Há algum tempo… uns dez anos, vinha acariciando a idéia de trocar meu equipamento de som. Para ser sincero, o que tentei foi encontrar novas caixas acústicas para o antigo, um Gradiente velhão, de três décadas. Antes de comprar esse “som” consultei o Ethevaldo Siqueira, meu colega do Estadão, já naquela época um entendido dessas coisas.
Ele me disse: “É bom, mas é um Fusca”. O equipamento, como o carro, saiu de linha. Mas mantive o meu, dentro do figurino: três volumes, um deles o toca-discos, alojados no rack. Mais tarde, quando surgiu a modernidade – o CD – , completei o rack com o quarto aparelho.
O que acontecia com as caixas de som é que estavam gastas, feias. O tamanho delas, 55 cm por 40 cada uma, realçava a precariedade. Eu havia dado à elas um tom “profissional”. Tirei a tela que protegia a frente, e pintei de preto fosco. O alto-falante, 25 cm de diâmetro, ficou à vista, com aspecto de deteriorado, assim como um segundo, menor, e um twitter.
Eis o problema de consciência: apesar de tudo, o som que vinha daqueles alto-falantes continuava ótimo. Por que trocar? Bem, porque hoje em dia há equipamentos muito menores, boa potência…
No começo desta semana me rendi. Comprei uma belezinha com caixas de som menores que as de sapato. O problema foi saber onde colocar. Tenho na sala uma antiga escrivaninha, mas ela é o meu porta-CD. Aproveitei para dar uma olhada no “acervo”. O que havia ali? Frank Sinatra, claro.
Nos bons tempos, eu passava por entendido quando surgia um Frankie. “Está com a orquestra Nelson Riddle”, comentava, assim como quem não quer nada. A verdade é que sabia distinguir entre essa e outras que acompanhavam ”A Voz”.
O que mais? Glenn Miller. Toda uma geração dançando “Moonlight Serenade”, rostos colados, nos bailinhos pró-formatura. As bolachas pretas, da adolescência, se foram. Mas hoje, em um só CD, tenho 50 músicas do band-leader.
Fui pegando.

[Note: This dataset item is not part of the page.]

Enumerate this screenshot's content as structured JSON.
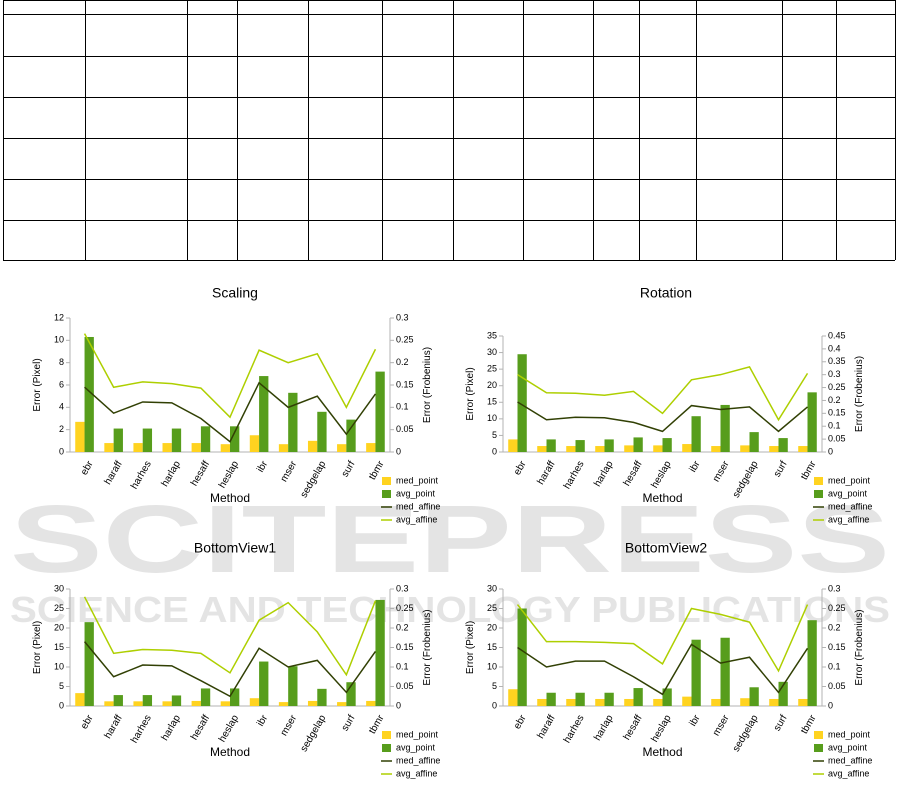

Chet Baker, intimista, que se tornaria meu trompetista predileto. Harry James, sim, grande piston, mais derramado…
Então me aconteceu uma coisa estranha. Pensei: estou vivendo no passado. Compreendi, horrorizado, que vinha atravessando anos, décadas, com a mesma trilha sonora. Compro um equipamento de som novo, pega até pen drive, para tocar a mesma velharia de sempre. Terceiro milênio, era da internet… Quase sem perceber, fui andando para a lavanderia. Glenn Miller morreu em 1944, pensei, enquanto pegava o saco plástico para os descartáveis. Sinatra se foi faz tempo, Chet Baker caiu, ou se atirou, de um prédio. Abri o saco.
Tentei quebrar os CDs, mas desisti. Muito difícil. Então, foram inteiros para o lixo. Sarah Vaughan, Ella, Billie Holiday, a trágica; Miles Davis, Benny Goodman, Ray Anthony, Ray Conniff, orquestra, coro, todos para o saco.
Passei para os long-plays, quebráveis. Parti em pedaços Julie London, que cantava “Cry Me a River”; Johnnie Ray, que era surdo e cantava “Cry”; o grande Gene Krupa, baterista imortal; Duke Ellington, Les Brown; Louis Armstrong, que vi no Ginásio do Ibirapuera, aí por 1958… Concluído o descarte, peguei a garrafa de uísque e tomei um pouco. Agora era olhar para os tempos de hoje.
Para quem? Madonna, será bom? Michael Jackson perdi; só vi quem era nos tapes mostrados na TV depois da morte. Quem? Quem? Alguns goles depois estava entrando em desespero. Foi crescendo aquele sentimento de “o que eu fui fazer?”. Bem, pelo menos deixei toda a minha MPB, meus Tons, Chicos, Elis, Miltons… E… confesso: guardei o Glenn Miller.
Então acordei e era um pesadelo? Nem isso. Apenas uma história para o site do Sérgio Vaz. Mas o que contei sobre o velho Gradiente com seu rack é verdadeiro. Também é verdade que estou pensando em comprar um equipamento novo, pequeno. Ninguém se aflija: nenhuma chance de trocar Ella Fitzgerald por Lady Gaga, seja quem for aquela moça pelada.